Live Real Farms offers a range of milk blends made from dairy and almond or oat drink.
NEW TREND: GHOSTING RESTAURANTS TO GHOST KITCHENS
COVID-19’s impact on foodservice has been felt far and wide across the world. Dining out and ordering in have taken a hit over consumer concerns about potential contact. But restaurants have not been taking the situation lying down and are coming up with innovative and alternative revenue streams. Many have changed their business models and offerings to keep consumer interest alive.
We’ve seen restaurants switch to a ghost kitchen model, double up as grocery delivery stores, turn their fare into meal kits and heat-and-eat meals, offer to-go cocktails, and even repurpose their parking lots into dining spaces to keep with social distancing guidelines.
Chefs and influencers are also doing their bit to get hunkered down consumers excited about saving their local eateries. Expect to see a lot more innovation come out of the foodservice industry in the coming year in their struggle to stay afloat and innovative in these trying times.
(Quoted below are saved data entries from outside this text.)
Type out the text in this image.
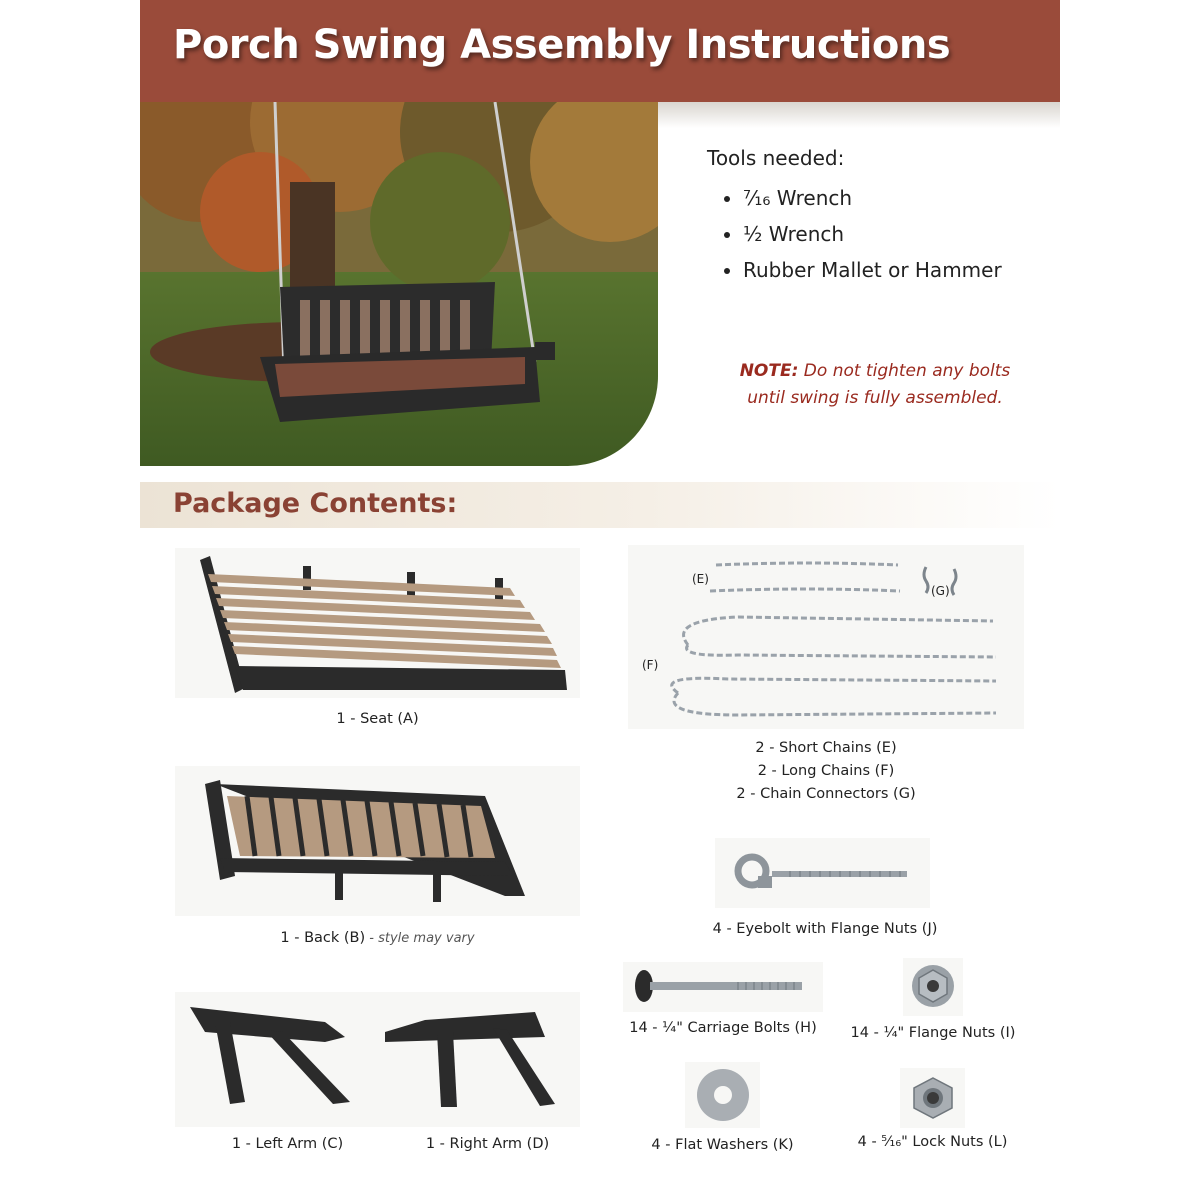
Porch Swing Assembly Instructions
Tools needed:
• ⁷⁄₁₆ Wrench
• ½ Wrench
• Rubber Mallet or Hammer
NOTE: Do not tighten any bolts
until swing is fully assembled.
Package Contents:
1 - Seat (A)
1 - Back (B) - style may vary
1 - Left Arm (C)	1 - Right Arm (D)
(E)
(G)
(F)
2 - Short Chains (E)
2 - Long Chains (F)
2 - Chain Connectors (G)
4 - Eyebolt with Flange Nuts (J)
14 - ¼" Carriage Bolts (H)	14 - ¼" Flange Nuts (I)
4 - Flat Washers (K)	4 - ⁵⁄₁₆" Lock Nuts (L)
Rapper Wiz Khalifa partnered with Nextbite, which specializes in leveraging existing kitchens, to provide food delivery services called Hotbox.
The trend that didn’t make the COVID cut:
7 out of 8 isn’t bad! Most of the food trend predictions for 2021 are still relevant despite the impact of COVID-19 – with slight tweaks in direction, of course. However, the one trend that we’ve reserved judgment on is a foodservice trend.
Sexy Ugly Flavor Mashups
Global flavor mash-ups certainly aren’t new, but experimentation blending both the umami and sweet flavor profiles is starting to branch out in “interesting” and exciting new ways. Though you might at the first turn your nose up at the thought of umami-rich seaweed paired with sweet caramel, or fish sauce and burned sugar, the flavor pairing philosophies these mash-ups are based on is solid.
Consumers are starting to wrap their heads around the idea of flavor experience- it’s what makes accepted favorites like maple bacon doughnuts, apple pie with cheddar, and Garrett’s Popcorn cheese and caramel mix so popular. We’ll start to see more experimentation with global umami + sweet into 2021.
These unique flavor trends usually start at restaurants and the most popular ones are absorbed by manufacturers for retail. However, with curbs on dining out, it will be a while before we get back to the breakneck speed of flavor innovation and experiences.
We’re putting this trend on the back burner for now.